ABSTRACT

Over the course of the first decade of the 21st century the general level of household indebtedness, including mortgage and consumer credit loans, has generally increased in Europe. 1 The level of indebtedness became a considerable social problem for many individuals in various European countries after the outbreak of the 2007–2008 financial crisis, which had serious ramifications for Europe. These simple observations should be placed in the specific political, economic and social context which has characterised Western societies in recent years in which it is possible to observe an increase in the level of consumption and household debt. It should be noted that the increase in levels of household debt was not solely a casual development rooted in the changing consumption habits of a more and more individualistic society. Rather, this increase was most notably the result of specific economic and political choices which informed the overall economic and legal architecture of several Western countries.

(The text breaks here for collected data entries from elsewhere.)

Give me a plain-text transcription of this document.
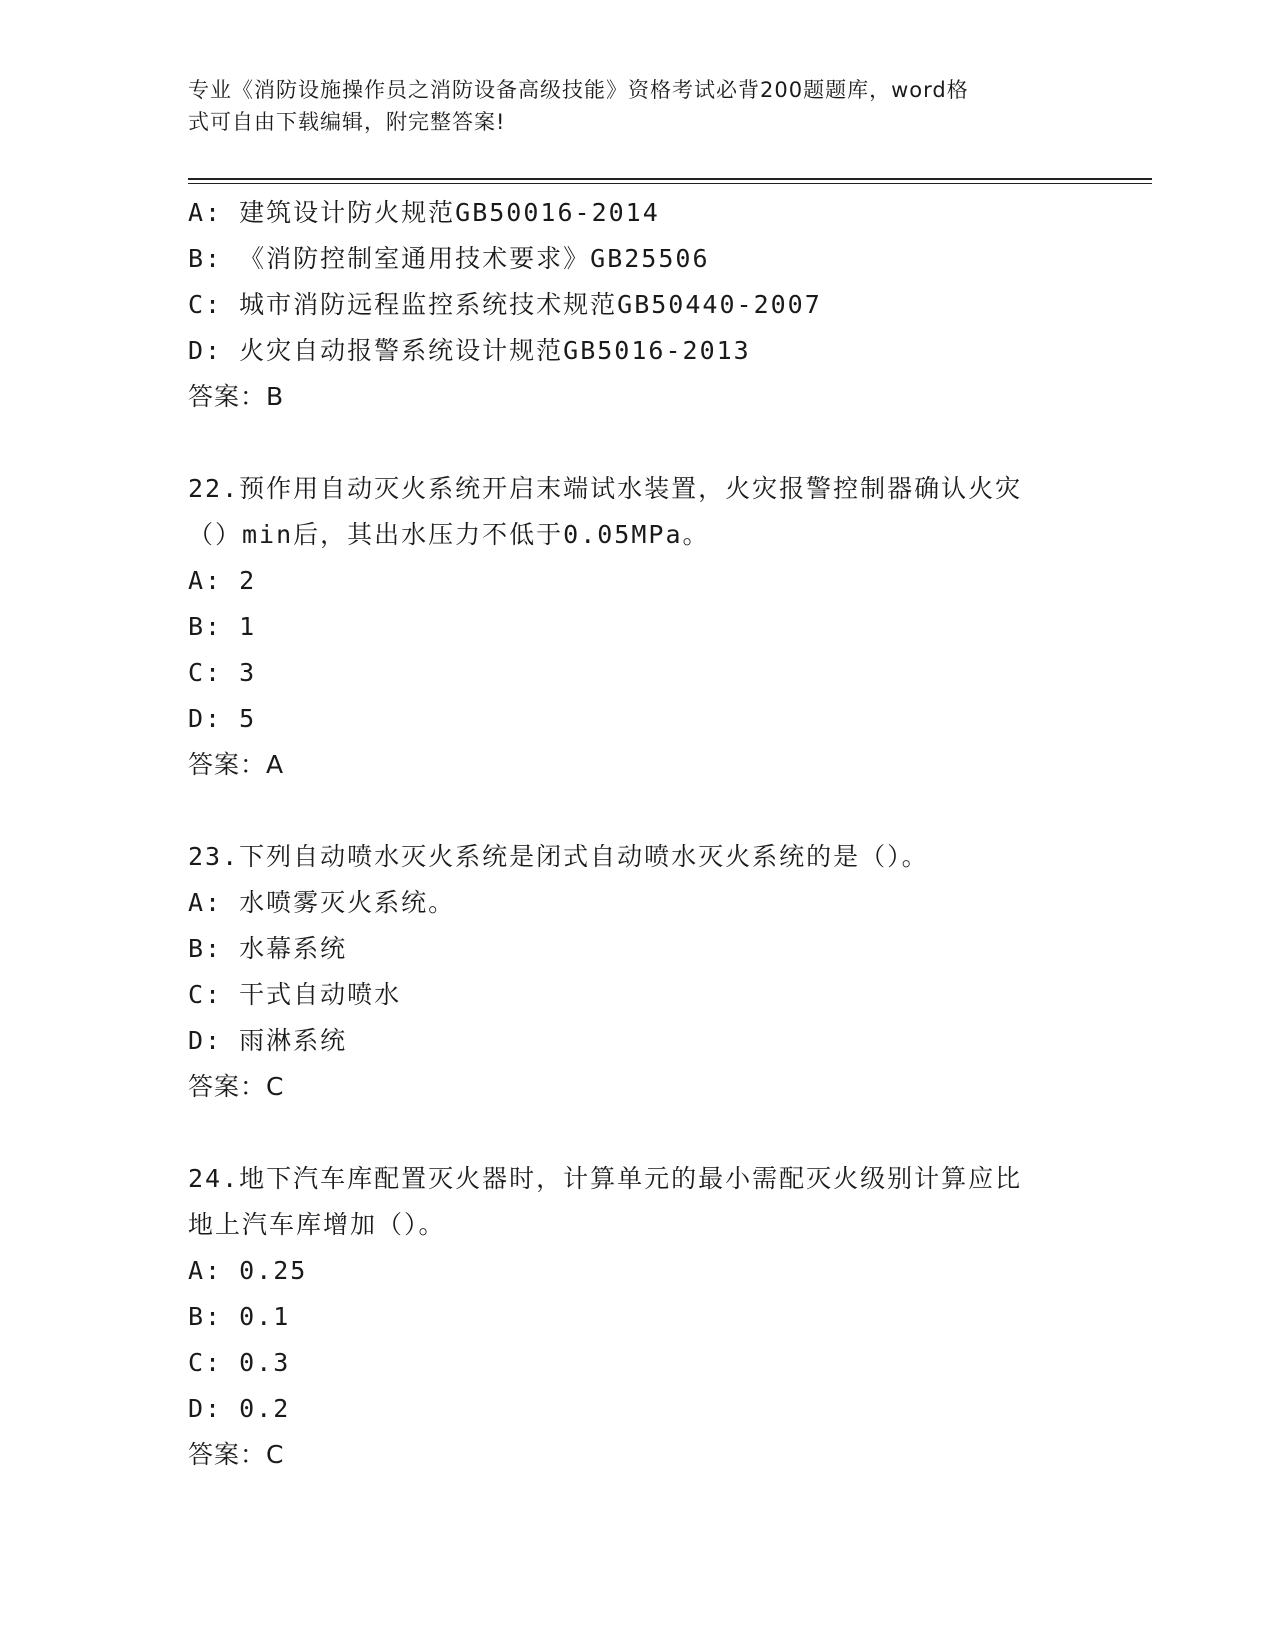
专业《消防设施操作员之消防设备高级技能》资格考试必背200题题库，word格
式可自由下载编辑，附完整答案!
A: 建筑设计防火规范GB50016-2014
B: 《消防控制室通用技术要求》GB25506
C: 城市消防远程监控系统技术规范GB50440-2007
D: 火灾自动报警系统设计规范GB5016-2013
答案：B
22.预作用自动灭火系统开启末端试水装置，火灾报警控制器确认火灾
（）min后，其出水压力不低于0.05MPa。
A: 2
B: 1
C: 3
D: 5
答案：A
23.下列自动喷水灭火系统是闭式自动喷水灭火系统的是（）。
A: 水喷雾灭火系统。
B: 水幕系统
C: 干式自动喷水
D: 雨淋系统
答案：C
24.地下汽车库配置灭火器时，计算单元的最小需配灭火级别计算应比
地上汽车库增加（）。
A: 0.25
B: 0.1
C: 0.3
D: 0.2
答案：C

Focusing specifically on Europe, the increase in household debt, which was moderate in some states and significant in others in the mid-2000s, can be directly linked to the macroeconomic situation in those countries as well as to other structural factors. 2 In other words, whilst from a purely private law perspective credit is simply the result of a bilateral transaction, in a broader sense the recourse that individuals make to private debt cannot be considered a purely private matter. On the contrary credit is strongly dependent on more general factors which must also be taken into account in any legal analysis. Admitting that a link between increased consumer credit and macroeconomic figures exists, 3 it becomes obvious that the economic crisis would necessarily affect contractual relations, exposing some consumers on the front line to the detrimental effects of poor macroeconomic figures.